Obama again offered engagement with Iran, but blamed its leaders for isolating themselves and their countrymen.
"Our offer of comprehensive diplomatic contacts and dialogue stands," Obama said in the video. "Indeed, over the course of the last year, it is the Iranian government that has chosen to isolate itself and to choose a self-defeating focus on the past over a commitment to build a better future."
Formal diplomatic relations between the United States and Iran broke down after the 1979 hostage-taking at the U.S. Embassy in Tehran, and the subsequent Islamic Revolution there. Since then, Iran has been ruled by religious clerics who preach anti-Americanism and have recently accused Obama of merely representing a continuation of the policies of his predecessor, George W. Bush.
In today's video, Obama also pledged to help Iranians achieve a future where they "can exercise their rights to participate fully in the global economy and enrich the world through education and cultural exchanges beyond Iran's borders."
"We will sustain our commitment to a more hopeful future for the Iranian people -- for instance, by increasing opportunities for educational exchanges so that Iranian students can come to our colleges and universities and through our efforts to ensure that Iranians can have access to the software and Internet technology that will enable them to communicate with each other and with the world without fear of censorship," Obama said.
During Iran's disputed presidential election last year, opposition supporters faced a violent crackdown from elite government guards in the streets.

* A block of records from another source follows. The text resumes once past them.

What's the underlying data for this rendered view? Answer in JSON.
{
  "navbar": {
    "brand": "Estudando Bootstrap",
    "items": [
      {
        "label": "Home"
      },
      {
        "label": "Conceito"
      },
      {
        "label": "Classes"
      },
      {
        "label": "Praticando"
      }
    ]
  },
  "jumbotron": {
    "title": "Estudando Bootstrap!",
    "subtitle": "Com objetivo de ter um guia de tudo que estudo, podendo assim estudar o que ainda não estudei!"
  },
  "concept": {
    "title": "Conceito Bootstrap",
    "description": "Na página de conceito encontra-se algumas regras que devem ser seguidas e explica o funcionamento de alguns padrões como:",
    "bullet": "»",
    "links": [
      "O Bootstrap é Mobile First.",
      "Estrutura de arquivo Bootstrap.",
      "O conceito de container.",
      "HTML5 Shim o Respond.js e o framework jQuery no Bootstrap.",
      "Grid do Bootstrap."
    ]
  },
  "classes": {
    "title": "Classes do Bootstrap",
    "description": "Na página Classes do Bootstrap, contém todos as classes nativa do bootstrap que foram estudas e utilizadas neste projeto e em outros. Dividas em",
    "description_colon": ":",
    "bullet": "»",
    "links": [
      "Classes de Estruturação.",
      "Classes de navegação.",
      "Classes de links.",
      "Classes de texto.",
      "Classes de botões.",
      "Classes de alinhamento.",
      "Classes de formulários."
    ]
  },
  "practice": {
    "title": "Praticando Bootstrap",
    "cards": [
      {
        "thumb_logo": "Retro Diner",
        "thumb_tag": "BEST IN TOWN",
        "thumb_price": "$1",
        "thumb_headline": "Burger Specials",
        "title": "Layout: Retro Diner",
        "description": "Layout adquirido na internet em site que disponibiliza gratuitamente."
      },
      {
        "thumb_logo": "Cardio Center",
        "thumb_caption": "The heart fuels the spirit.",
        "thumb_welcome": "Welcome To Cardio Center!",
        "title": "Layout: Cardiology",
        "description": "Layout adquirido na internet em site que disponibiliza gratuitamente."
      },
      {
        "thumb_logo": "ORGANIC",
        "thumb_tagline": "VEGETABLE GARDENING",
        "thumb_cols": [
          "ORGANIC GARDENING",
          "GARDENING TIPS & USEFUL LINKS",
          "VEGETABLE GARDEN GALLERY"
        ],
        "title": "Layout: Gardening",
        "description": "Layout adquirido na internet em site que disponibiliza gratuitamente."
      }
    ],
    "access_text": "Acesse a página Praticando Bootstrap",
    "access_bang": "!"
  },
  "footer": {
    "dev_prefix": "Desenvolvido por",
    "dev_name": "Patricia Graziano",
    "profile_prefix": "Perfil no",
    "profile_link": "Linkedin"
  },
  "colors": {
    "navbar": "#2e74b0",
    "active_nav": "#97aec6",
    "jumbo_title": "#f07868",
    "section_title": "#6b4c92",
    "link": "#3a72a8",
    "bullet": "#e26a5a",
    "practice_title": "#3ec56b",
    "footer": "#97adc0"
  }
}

Instead they took to the Internet and sites Facebook, YouTube and the micro-blogging service Twitter to express their frustration with Iran's regime. Social networking sites became a protest venue in an otherwise closed country where freedom of expression is tightly controlled. During protests in Iran last June, the U.S. State Department took the unusual step of asking Twitter to delay planned maintenance because of its use by Iranian opposition supporters.
Obama's message also comes as Washington and its allies garner momentum in their push for a new round of punitive U.N. sanctions against Iran over its disputed nuclear program. Tehran has pushed ahead with higher-level uranium enrichment for reactors it says are for peaceful means, for medical purposes and to generate electricity. But the West suspects Iran of trying to build nuclear weapons.
On Friday, Russian Prime Minister Vladimir Putin indicated to visiting U.S. Secretary of State Hillary Clinton that his country could agree to more sanctions on Iran, the state news agency RIA reported. Russia and China, which both have the power to veto any U.N. resolution calling for such measures, had been urging more dialogue with Tehran rather than immediate sanctions.
"We are working with the international community to hold the Iranian government accountable because they refuse to live up to their international obligations," Obama said in his video message, referring only obliquely his administration's push to punish Iran.